Environmentalists have opposed the extraction and transportation of the bituminous oil, in part because they say the more corrosive and acidic oil mixture has a greater chance of wearing down pipes and causing toxic leaks near sensitive ecosystems or water bodies. Nationwide, TransCanada Corp.’s proposed Keystone XL pipeline — which would carry the controversial oil sands bitumen from Alberta across a delicate Nebraska aquifer on its way to the Gulf of Mexico — has remained a lightning rod for debate over the issue.
Locally, the Portland-Montreal Pipeline passes by a cove of Sebago Lake, which provides drinking water to about 15 percent of Maine’s population.
“We always want to see the local economy grow. Who doesn’t? But at what cost?” said local resident Paul Leddy Monday night.
Multiple speakers in favor of the ordinance Monday night referenced spills elsewhere in the country such as a 2010 bituminous oil leak from a pipeline near the Kalamazoo River in Michigan that polluted 40 miles of the waterway and is still the focus of environmental remediation three years later.

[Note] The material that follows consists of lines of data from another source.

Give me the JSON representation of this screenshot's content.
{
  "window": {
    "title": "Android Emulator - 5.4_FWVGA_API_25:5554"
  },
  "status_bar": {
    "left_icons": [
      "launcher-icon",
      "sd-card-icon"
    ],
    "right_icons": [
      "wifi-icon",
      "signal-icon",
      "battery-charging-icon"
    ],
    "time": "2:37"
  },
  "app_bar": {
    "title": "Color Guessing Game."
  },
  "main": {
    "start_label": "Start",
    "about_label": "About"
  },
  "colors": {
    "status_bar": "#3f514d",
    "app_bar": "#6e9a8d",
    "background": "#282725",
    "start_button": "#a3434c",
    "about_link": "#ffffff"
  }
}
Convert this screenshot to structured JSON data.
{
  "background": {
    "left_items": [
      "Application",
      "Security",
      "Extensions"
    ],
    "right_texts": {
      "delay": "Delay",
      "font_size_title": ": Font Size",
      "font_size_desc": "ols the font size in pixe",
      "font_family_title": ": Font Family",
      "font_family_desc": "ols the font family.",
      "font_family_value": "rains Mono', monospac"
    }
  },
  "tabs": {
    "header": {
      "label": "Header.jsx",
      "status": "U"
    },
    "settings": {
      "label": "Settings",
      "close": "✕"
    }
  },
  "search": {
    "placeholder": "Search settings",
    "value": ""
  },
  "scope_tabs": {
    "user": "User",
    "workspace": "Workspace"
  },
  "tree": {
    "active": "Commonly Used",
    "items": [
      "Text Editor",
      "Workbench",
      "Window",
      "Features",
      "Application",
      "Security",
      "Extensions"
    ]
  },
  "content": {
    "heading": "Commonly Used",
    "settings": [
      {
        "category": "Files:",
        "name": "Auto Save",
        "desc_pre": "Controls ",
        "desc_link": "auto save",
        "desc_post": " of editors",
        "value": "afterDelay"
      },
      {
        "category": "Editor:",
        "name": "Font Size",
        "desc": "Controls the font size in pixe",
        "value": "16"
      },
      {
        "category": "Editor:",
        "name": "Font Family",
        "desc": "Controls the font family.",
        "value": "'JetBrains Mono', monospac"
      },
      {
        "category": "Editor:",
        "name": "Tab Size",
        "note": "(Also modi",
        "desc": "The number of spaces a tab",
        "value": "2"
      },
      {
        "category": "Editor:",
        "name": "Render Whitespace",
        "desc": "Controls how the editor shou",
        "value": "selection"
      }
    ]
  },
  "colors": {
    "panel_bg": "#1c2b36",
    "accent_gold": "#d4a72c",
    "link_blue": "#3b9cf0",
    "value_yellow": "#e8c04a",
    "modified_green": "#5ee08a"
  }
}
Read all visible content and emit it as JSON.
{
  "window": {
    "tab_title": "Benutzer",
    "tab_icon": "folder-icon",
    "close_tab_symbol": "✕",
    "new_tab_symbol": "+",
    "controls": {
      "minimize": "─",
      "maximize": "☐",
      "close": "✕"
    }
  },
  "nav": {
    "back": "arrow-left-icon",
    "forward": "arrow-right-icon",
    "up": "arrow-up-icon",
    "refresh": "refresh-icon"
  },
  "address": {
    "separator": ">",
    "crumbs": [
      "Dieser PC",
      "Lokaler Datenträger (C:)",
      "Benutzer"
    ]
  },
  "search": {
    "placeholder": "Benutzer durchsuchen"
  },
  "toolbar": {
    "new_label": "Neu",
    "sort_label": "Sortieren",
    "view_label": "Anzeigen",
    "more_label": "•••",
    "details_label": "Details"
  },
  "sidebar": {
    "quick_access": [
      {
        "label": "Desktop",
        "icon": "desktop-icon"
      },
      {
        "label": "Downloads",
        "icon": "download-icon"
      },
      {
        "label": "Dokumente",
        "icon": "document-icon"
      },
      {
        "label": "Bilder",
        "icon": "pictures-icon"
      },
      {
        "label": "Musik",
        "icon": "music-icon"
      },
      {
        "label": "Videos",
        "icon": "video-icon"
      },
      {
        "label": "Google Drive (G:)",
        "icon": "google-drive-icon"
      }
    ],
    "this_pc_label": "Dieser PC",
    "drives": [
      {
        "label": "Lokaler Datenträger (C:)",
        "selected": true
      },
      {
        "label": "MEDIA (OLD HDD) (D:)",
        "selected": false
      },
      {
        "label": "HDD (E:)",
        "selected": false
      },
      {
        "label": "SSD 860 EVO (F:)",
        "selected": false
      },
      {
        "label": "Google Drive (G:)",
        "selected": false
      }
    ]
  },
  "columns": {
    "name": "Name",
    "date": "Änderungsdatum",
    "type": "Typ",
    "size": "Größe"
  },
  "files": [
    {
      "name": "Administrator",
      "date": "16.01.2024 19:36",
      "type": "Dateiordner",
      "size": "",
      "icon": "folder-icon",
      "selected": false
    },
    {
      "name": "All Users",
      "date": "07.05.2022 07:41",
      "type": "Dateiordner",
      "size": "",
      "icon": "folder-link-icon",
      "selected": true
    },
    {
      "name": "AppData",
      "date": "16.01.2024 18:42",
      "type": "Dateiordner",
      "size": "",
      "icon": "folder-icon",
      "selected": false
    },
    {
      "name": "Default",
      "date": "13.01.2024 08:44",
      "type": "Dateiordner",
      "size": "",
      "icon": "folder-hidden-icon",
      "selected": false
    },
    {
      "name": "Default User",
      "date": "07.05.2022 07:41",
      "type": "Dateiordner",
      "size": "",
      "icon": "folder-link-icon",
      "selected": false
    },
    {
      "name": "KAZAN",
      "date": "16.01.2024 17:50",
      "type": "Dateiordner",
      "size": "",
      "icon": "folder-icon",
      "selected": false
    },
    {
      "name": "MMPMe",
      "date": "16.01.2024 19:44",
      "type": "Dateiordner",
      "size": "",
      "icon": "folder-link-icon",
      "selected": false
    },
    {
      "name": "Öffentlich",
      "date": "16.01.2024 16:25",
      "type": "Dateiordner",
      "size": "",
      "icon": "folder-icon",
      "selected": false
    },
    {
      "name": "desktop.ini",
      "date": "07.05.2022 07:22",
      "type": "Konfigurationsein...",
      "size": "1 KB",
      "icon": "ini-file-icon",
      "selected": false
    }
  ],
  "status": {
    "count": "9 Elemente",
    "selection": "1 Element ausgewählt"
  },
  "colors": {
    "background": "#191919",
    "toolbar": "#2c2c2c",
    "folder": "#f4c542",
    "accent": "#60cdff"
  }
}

In that case, the accident reportedly at one point raised benzene gas levels in the nearby air to 15,000 parts per billion. The U.S. National Institute for Occupational Safety and Health has designated 500 parts per billion as the level “immediately dangerous to life and health.”
Before casting their votes, members of the City Council Monday spoke on both sides of the issue.
“What is a dollar worth without clean air? What is a dollar worth without clean water?” said City Councilor Patricia Smith. “I fully support this ordinance 100 percent.”
Fellow councilor Linda Cohen disagreed, saying trucks, ships and trains can have oil-spilling accidents just like pipelines can, but that “I have to have some faith that there are regulations in place” to ensure the safe management of the pipeline. “This ordinance just goes too far,” she said.
The council voted 5-1 against enacting the proposed ordinance demanded by the citizens’ petition, effectively placing it on the November ballot for voters to ultimately approve or deny. Smith represented the one vote in favor of enacting the ordinance without going to a referendum.
BDN Business Editor Whit Richardson contributed to this story.